A new, multimillion-dollar promenade in Loreto makes for a pleasant waterfront stroll and provides for spectacular views east toward the islands. It passes a lighthouse and a small marina, where skippered pangas (small open boats with outboard motors) can be rented for about $100 for fishing, bird-watching, wildlife-viewing or a lift to the white-sand beach on Coronado Island.

Farther down, the sidewalk runs past a city beach with thatched-roof palapas that provide relief from the sun.

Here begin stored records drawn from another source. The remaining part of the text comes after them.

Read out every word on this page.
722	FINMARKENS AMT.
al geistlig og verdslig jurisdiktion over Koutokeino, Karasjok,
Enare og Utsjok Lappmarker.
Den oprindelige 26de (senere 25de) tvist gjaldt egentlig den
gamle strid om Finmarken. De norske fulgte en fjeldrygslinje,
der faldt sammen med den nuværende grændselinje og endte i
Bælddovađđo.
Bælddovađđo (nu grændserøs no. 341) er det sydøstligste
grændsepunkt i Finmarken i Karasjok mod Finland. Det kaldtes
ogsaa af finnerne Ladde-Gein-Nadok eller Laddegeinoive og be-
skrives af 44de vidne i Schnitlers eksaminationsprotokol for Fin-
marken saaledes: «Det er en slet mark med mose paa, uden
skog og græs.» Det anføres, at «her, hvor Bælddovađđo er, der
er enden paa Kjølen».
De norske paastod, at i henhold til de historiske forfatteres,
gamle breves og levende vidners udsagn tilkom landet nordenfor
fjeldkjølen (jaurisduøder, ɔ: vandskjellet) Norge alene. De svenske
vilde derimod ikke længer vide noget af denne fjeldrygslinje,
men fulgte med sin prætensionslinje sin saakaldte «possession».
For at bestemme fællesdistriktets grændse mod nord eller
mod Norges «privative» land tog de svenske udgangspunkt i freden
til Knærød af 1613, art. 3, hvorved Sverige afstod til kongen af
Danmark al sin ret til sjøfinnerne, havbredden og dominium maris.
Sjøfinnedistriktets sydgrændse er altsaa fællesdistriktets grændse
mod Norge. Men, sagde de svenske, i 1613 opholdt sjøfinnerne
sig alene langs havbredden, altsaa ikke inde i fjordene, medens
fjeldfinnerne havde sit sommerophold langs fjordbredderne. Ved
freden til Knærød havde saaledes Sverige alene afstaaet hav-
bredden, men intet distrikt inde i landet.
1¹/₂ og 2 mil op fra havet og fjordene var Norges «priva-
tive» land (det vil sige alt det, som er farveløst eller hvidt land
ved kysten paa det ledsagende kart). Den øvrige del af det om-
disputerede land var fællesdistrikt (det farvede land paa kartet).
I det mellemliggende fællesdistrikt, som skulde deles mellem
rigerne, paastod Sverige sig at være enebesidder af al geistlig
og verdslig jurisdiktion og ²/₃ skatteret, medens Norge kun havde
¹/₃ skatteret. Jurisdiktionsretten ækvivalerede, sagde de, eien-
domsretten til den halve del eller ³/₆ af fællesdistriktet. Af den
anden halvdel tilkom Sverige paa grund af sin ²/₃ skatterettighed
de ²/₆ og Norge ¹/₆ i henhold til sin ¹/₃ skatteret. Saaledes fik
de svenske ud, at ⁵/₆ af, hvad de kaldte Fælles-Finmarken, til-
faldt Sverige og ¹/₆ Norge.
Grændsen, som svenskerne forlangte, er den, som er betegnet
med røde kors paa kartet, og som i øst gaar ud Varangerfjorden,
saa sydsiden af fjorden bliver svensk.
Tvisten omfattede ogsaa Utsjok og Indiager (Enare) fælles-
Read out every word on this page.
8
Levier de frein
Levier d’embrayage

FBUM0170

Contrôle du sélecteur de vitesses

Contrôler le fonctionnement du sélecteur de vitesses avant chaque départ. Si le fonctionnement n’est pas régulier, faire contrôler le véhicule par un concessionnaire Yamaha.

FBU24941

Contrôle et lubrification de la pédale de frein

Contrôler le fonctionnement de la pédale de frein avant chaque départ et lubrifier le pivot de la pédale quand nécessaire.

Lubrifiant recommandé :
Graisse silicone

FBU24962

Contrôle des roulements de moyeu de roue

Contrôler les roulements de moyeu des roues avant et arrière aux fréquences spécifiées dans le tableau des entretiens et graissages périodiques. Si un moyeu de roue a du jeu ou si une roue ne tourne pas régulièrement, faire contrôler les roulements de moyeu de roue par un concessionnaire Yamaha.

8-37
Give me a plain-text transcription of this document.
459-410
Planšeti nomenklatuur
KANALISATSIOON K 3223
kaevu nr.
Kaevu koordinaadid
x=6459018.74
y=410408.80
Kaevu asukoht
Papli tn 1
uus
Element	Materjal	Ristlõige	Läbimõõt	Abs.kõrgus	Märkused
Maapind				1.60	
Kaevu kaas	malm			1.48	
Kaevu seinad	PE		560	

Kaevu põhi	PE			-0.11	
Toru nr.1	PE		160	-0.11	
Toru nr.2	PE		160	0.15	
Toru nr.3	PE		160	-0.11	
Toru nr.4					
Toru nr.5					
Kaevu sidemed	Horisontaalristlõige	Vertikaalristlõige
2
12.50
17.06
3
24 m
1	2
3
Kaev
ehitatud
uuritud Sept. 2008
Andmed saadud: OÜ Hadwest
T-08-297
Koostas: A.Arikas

My favorite restaurant was Canipole, which has no menu, no roof and an open kitchen, and provides traditional blankets for diners to wear when temperatures fall. The guacamole was made tableside, followed by the daily special, which almost always includes some kind of mole sauce.

Other options:

El Rey del Taco is so popular it routinely runs out of food. Mezzaluna has terrific empanadas and salads, while Mexico Lindo Y Que Rico had great chili rellenos.


The best beaches are a short drive from Loreto, but the roads are good and the travel easy.

Twenty miles south is the community of Ensenda Blanca, which has spectacular water views.

We accessed the beach through a timeshare property, the Villas Del Palmar. It sells a visitor pass for $65 per person, which includes unlimited food and drinks, and use of the pools and beach from 10 a.m. to 6 p.m.

However, since the beach in Mexico is public property, we decided not to get the pass and instead bought lunch from the resort restaurant.

Security kept a watchful eye but no one interfered as we headed to the beach, where we rented kayaks and a stand-up paddleboard from the resort concession.

Closer to Loreto, 5 miles south, is the town of Nopolo, where investors in 2004 envisioned a 6,000-home tourist community along with shops and a golf course.

The course, a few hundred homes and the Inn at Loreto Bay were built before the project stalled in the recession.

The hotel was purchased a few months ago by Mexican business magnate Carlos Slim, one of the world’s richest men. His move into Loreto has excited the local tourist establishment, who hope he can revitalize the development.

So far, Slim’s presence is subtle, with the renaming of the hotel to the Loreto Bay Golf Resort and Spa.